The GMA950 was designed with Vista in mind. It might not be the most powerful video chip ever made, but it is a fully 256 bit GPU and can handle HD video content up to 1080 at 30 fps quite easily. But... there's an Achille's Heel with the GMA950.

It's powered by system RAM so that lends to the reasoning that if you tie the GMA950 to older slower DDR then you're going to have lower performance than having it tied to DDR2. Surely that makes some sense, right? :)

And yes, you're right.

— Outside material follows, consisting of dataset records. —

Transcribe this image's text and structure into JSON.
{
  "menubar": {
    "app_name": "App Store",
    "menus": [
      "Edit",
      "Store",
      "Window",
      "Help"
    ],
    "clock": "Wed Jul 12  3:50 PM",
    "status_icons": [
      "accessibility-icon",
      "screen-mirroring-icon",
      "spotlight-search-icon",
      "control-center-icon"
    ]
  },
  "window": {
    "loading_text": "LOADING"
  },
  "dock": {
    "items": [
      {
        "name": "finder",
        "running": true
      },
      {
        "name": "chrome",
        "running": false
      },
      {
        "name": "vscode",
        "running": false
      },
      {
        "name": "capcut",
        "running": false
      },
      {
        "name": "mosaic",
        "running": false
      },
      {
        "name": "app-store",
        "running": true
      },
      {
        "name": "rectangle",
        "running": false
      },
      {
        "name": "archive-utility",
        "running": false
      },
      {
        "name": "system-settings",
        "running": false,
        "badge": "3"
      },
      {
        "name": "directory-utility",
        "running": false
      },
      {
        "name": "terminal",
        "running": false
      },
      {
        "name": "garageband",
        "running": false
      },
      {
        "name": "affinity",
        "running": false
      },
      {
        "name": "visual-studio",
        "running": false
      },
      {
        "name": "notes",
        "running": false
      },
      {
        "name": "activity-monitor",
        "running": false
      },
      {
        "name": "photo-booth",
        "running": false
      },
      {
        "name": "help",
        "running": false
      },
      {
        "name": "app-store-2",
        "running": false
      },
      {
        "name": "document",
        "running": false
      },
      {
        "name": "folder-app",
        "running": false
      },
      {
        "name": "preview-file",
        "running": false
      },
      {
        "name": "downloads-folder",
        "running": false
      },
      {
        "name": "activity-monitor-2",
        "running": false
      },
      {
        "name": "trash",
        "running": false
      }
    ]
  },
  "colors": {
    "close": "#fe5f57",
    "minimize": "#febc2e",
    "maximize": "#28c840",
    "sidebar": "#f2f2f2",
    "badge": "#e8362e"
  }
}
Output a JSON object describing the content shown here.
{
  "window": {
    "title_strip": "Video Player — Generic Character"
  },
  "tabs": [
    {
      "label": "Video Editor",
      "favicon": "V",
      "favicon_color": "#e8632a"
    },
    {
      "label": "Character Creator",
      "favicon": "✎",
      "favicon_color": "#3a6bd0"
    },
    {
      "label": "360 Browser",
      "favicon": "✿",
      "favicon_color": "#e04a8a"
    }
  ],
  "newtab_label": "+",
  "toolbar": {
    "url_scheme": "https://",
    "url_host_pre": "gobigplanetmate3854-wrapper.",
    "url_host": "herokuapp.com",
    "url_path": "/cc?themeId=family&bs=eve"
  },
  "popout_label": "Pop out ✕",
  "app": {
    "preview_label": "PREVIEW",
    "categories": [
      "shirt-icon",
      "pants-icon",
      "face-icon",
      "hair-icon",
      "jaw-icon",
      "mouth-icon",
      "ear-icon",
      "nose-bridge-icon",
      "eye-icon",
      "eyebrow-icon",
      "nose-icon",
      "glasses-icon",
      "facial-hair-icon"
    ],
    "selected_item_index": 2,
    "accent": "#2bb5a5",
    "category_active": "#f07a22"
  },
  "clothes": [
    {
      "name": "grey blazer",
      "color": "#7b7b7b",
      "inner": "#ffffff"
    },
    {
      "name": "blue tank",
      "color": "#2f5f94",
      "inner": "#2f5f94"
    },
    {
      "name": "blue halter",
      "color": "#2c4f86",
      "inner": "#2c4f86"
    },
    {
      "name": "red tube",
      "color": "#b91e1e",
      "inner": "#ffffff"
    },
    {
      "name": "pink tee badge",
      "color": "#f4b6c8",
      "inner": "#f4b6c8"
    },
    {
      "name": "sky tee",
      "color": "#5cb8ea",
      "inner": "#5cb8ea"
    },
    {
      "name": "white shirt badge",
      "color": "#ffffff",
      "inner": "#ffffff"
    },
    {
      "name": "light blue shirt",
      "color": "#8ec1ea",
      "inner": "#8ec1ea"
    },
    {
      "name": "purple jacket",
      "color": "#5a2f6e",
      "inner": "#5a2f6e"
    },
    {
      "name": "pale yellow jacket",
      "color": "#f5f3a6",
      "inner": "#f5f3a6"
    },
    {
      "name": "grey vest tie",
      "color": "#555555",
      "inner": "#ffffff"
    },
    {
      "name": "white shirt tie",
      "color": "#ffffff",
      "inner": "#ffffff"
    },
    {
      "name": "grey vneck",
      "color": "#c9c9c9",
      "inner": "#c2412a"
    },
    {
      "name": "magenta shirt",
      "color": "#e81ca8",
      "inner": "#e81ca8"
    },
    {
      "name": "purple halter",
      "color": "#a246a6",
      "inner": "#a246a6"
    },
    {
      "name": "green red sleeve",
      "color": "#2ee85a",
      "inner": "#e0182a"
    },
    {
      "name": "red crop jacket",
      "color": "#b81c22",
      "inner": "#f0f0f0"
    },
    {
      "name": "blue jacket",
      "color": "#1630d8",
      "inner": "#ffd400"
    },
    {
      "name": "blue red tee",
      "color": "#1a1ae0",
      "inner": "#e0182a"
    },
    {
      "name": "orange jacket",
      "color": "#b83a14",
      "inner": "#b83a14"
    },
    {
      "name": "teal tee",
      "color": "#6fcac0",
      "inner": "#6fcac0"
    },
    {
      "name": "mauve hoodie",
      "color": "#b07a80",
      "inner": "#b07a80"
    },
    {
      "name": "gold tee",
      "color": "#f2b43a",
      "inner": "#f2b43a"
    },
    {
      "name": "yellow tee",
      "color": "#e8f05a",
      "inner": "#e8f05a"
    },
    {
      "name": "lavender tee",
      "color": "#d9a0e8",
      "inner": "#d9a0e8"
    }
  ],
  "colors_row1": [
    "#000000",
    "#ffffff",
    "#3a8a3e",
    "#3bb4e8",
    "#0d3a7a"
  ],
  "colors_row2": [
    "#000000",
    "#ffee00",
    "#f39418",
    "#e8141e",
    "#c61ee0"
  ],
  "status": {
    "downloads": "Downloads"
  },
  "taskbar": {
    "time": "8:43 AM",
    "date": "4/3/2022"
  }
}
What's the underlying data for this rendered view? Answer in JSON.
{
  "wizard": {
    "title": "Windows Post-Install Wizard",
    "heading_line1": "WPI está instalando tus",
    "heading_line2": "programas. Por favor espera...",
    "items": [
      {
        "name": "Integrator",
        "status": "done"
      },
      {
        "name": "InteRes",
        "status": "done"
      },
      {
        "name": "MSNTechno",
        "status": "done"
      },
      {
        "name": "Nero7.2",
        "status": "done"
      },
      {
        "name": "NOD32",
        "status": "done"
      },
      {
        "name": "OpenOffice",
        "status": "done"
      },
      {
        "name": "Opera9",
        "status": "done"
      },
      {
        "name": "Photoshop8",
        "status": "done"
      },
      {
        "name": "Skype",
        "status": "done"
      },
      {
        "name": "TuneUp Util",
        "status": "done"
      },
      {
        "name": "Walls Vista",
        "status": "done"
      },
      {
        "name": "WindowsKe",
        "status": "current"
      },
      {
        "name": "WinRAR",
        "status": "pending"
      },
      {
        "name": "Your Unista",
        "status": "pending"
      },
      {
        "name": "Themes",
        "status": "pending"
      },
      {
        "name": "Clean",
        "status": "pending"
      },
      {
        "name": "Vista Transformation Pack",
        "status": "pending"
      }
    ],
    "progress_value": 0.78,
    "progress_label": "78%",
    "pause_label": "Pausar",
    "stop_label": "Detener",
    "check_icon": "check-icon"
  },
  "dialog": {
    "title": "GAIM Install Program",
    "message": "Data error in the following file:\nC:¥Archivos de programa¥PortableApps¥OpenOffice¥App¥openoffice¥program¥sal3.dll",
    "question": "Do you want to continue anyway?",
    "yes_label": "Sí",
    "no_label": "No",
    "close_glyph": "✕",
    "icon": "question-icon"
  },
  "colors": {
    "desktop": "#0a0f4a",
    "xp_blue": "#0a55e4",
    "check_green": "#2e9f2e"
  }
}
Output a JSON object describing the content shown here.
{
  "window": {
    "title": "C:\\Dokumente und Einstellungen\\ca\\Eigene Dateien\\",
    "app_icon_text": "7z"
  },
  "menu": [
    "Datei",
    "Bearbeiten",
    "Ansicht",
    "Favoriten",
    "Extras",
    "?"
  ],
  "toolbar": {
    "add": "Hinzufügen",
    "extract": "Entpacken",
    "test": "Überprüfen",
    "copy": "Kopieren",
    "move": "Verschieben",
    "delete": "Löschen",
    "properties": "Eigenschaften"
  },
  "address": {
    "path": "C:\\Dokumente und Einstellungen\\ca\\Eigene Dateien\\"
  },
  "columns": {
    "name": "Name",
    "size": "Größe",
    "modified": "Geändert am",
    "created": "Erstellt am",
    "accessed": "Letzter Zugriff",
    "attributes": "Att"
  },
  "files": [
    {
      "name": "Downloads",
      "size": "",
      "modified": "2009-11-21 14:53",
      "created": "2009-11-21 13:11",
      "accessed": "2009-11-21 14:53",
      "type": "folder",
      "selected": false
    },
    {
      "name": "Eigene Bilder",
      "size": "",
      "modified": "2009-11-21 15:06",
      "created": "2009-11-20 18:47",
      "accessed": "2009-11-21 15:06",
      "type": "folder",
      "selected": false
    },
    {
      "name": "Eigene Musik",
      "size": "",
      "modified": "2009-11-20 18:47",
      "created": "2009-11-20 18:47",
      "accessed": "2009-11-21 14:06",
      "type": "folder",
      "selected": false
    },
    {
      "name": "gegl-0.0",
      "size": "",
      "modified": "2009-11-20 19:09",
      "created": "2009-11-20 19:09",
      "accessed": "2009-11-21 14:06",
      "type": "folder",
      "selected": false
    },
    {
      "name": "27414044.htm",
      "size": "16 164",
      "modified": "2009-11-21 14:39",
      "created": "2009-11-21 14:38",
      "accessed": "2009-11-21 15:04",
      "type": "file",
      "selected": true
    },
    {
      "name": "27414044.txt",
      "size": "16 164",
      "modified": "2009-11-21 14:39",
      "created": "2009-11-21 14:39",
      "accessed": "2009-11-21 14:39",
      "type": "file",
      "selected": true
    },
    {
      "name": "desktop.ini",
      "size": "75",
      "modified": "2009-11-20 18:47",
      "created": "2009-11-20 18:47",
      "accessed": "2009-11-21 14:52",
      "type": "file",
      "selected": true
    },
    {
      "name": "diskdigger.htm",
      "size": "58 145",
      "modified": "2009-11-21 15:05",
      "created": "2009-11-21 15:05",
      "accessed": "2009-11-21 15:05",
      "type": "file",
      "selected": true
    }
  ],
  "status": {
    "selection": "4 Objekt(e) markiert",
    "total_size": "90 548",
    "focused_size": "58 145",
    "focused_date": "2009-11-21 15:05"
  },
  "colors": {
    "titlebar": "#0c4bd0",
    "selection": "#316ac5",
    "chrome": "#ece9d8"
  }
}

If he was able to put 2GB of RAM in that old box he's currently got, Vista would run fine, especially if he were able to plug in a 2GB USB stick for ReadyBoost duties to offload some of the SuperFetch and help with some of the minor pagefile hits. It is possible to use Vista on that machine - I never said it wasn't.

But the OP said this:

Arti said:
I'm still using the ~3 yr old computer I have in my sig. I know Vista will run, but will I notice any performance loss vs XP because of the higher system demands for it? I want to reformat soon, and I figure I should just make the jump to Vista as long as it runs as fast as my XP currently does.

Now, reading that again, and contemplating what he's saying and asking, let's all be honest here:

Is there anyone that truly believes that Vista, even Vista Home without Aero enabled, could possibly "run as fast as XP currently does" on that machine he's got listed in his sig?

Anyone that says "yes" must not do much with Vista because it simply won't, not even after weeks of running Vista and after it's tuned itself to the usage patterns of the user and the software installed. It simply cannot run as fast as XP on that specific set of hardware.

If he's planning to spend money, again, his best option is look for a new(er) machine, if he can manage to get one for the price. Dell was and probably still is selling workstations that will outperform his current machine for only $299 sans an OS - add Vista Home Premium OEM from Newegg for $109 or so and he's set for years to come.

Just options and suggestions... but this kind of discussion could go on forever. I've said everything I can think of that matters so...

Have fun, always... and to the OP: good luck with whatever you choose to do.